In the few documents at our disposal we can read that during The Continuing Audits ‘every 50th melt’ was weighed and of every melt weighed one bar was assayed. We know that in 1974 the assayer was the New York Assay Office, which is a branch of the US Mint. We also know that in 1981 the assayer was ‘one of the Bureau of the Mint laboratories’. Very likely in 1977 the assayer was one the Mint laboratories as well – logically, in a credible audit procedure the assayer should not be the same entity as the custodian. This is harmful, even more so as the assayer/remelter mysteriously resolved fineness deficiencies in 1977. From the 1977 audit report we read:
Two sample melts showed the gold was below the fineness (5 parts per 10,000) permitted …. Because of this problem, the vault had to be opened twice more in the presence of the Joint Sealing Committee and the gold reevaluated.
On July 29, 1977, bore samples, rather than chips, were taken from the questionable melts and sent to two assay offices for independent evaluations. Half of the samples reassayed were still unacceptable. The Bureau decided that the two melts from which the samples were taken had to be remelted and reassayed. This was done on November 16 and 17, 1977. This time, the gold was within the prescribed level of fineness … discrepancies in fineness were attributed to improper melting and casting of the melts in 1920 and 1921.
After the remelting of 2 melts all was fine? Who processed the remelting, the Mint’s New York and San Francisco Assay Offices? It would be extremely convenient if the custodian (Mint) of the US’ monetary gold did the remelting of gold tested when fineness deficiencies surfaced. This way the metal could have easily been supplemented with higher purity gold by the Mint.

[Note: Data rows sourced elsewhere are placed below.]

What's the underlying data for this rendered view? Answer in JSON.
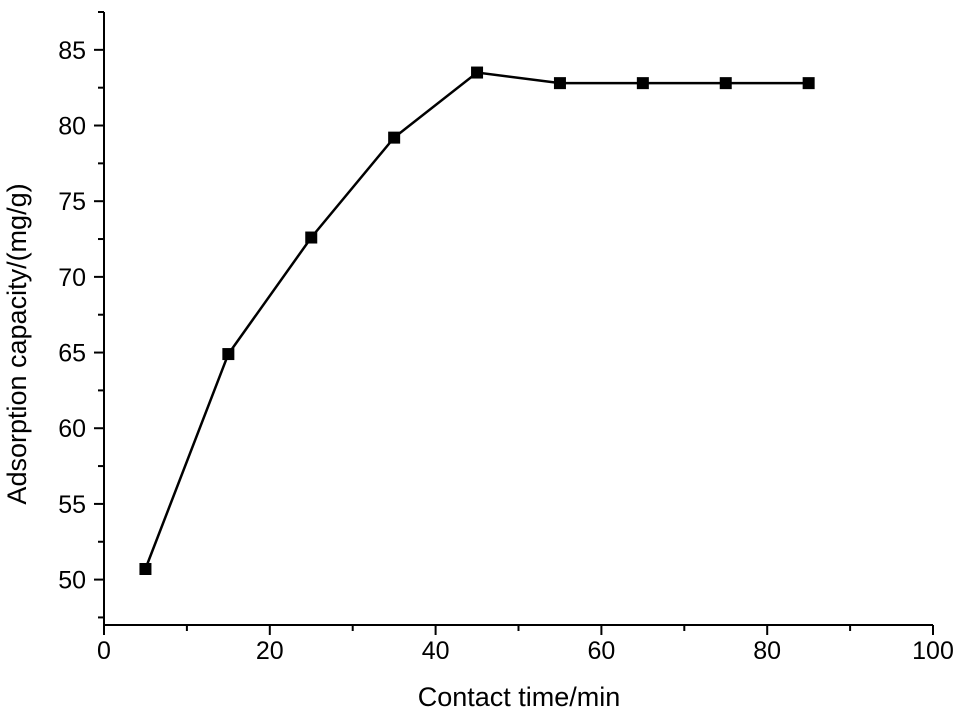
{
  "chart_data": {
    "type": "line",
    "title": "",
    "xlabel": "Contact time/min",
    "ylabel": "Adsorption capacity/(mg/g)",
    "xlim": [
      0,
      100
    ],
    "ylim": [
      47,
      87.5
    ],
    "x_ticks": [
      0,
      20,
      40,
      60,
      80,
      100
    ],
    "y_ticks": [
      50,
      55,
      60,
      65,
      70,
      75,
      80,
      85
    ],
    "x_minor_step": 10,
    "y_minor_step": 2.5,
    "grid": false,
    "legend": "none",
    "marker": "square",
    "color": "#000000",
    "series": [
      {
        "x": [
          5,
          15,
          25,
          35,
          45,
          55,
          65,
          75,
          85
        ],
        "y": [
          50.7,
          64.9,
          72.6,
          79.2,
          83.5,
          82.8,
          82.8,
          82.8,
          82.8
        ]
      }
    ]
  }
}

Noteworthy 3) Nearly all assay test results publicly released are 999.9 fine, whilst the average fineness of all Deep Storage metal is 900.5.
Let us have a look at the average gold purity of all Deep Storage metal, and then of the assay samples taken in 2004, 2005, 2006 and 2008.

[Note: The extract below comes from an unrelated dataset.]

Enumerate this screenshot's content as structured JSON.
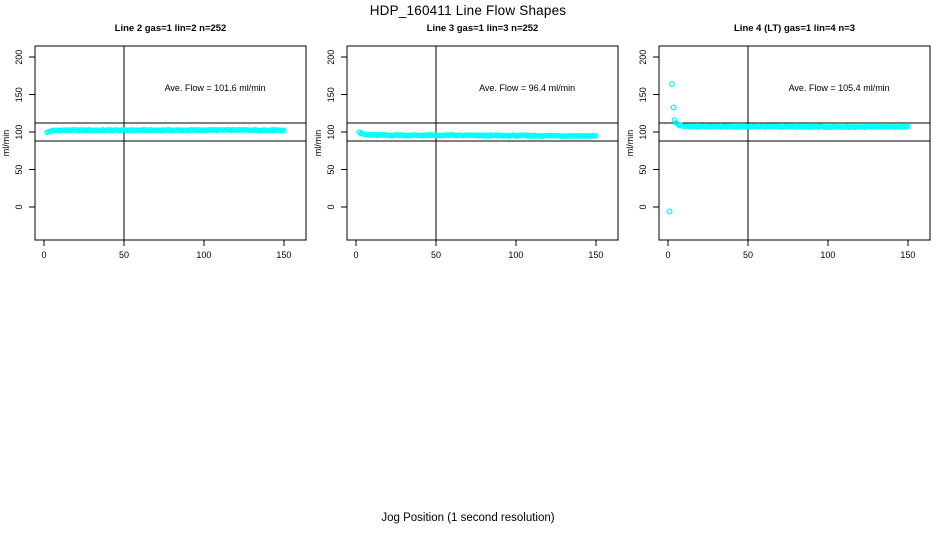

The vast majority of the Deep Storage gold does not live up to current London Good Delivery standards, which requires gold bars to have a fineness of no less 995 particles per 1000. Most Deep Storage gold is in coin bars having a fineness of about 900 – the average fineness is 900.5 particles per 1000, calculated as total fine troy ounces divided by total gross weight, neglecting the number of bars.
The next table prepared by Bron Suchecki shows all bar weights and purities of the Deep Storage gold. In the last column you can see the largest share (73 percent of the bars) is 899 – 916.7 fine. Only 3.56 percent of the bars is 999.9 fine.

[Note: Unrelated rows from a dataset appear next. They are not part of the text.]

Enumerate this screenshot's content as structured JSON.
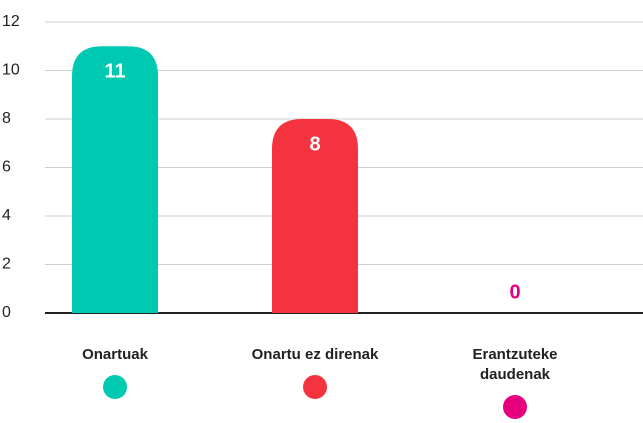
{
  "chart_data": {
    "type": "bar",
    "categories": [
      "Onartuak",
      "Onartu ez direnak",
      "Erantzuteke daudenak"
    ],
    "values": [
      11,
      8,
      0
    ],
    "colors": [
      "#00c9b1",
      "#f5333f",
      "#e6007e"
    ],
    "ylim": [
      0,
      12
    ],
    "yticks": [
      0,
      2,
      4,
      6,
      8,
      10,
      12
    ],
    "grid": true
  }
}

The PDF documents released by the OIG in 2011 include assay reports from Ledoux & Company and White Sands Missile Range. When I manually inserted all the outcomes in a spreadsheet it appeared to me that virtually all the assay tests came out as 999.9 fine. A remarkable difference with the average fineness of the Deep Storage metal.
One random Deep Storage bar will most likely be near 900.5 fine, though 305 of the 345 samples taken hit 999.9, and none were below 995. For some reasons the auditors saved all the 99.99 fine gold to be verified for the end.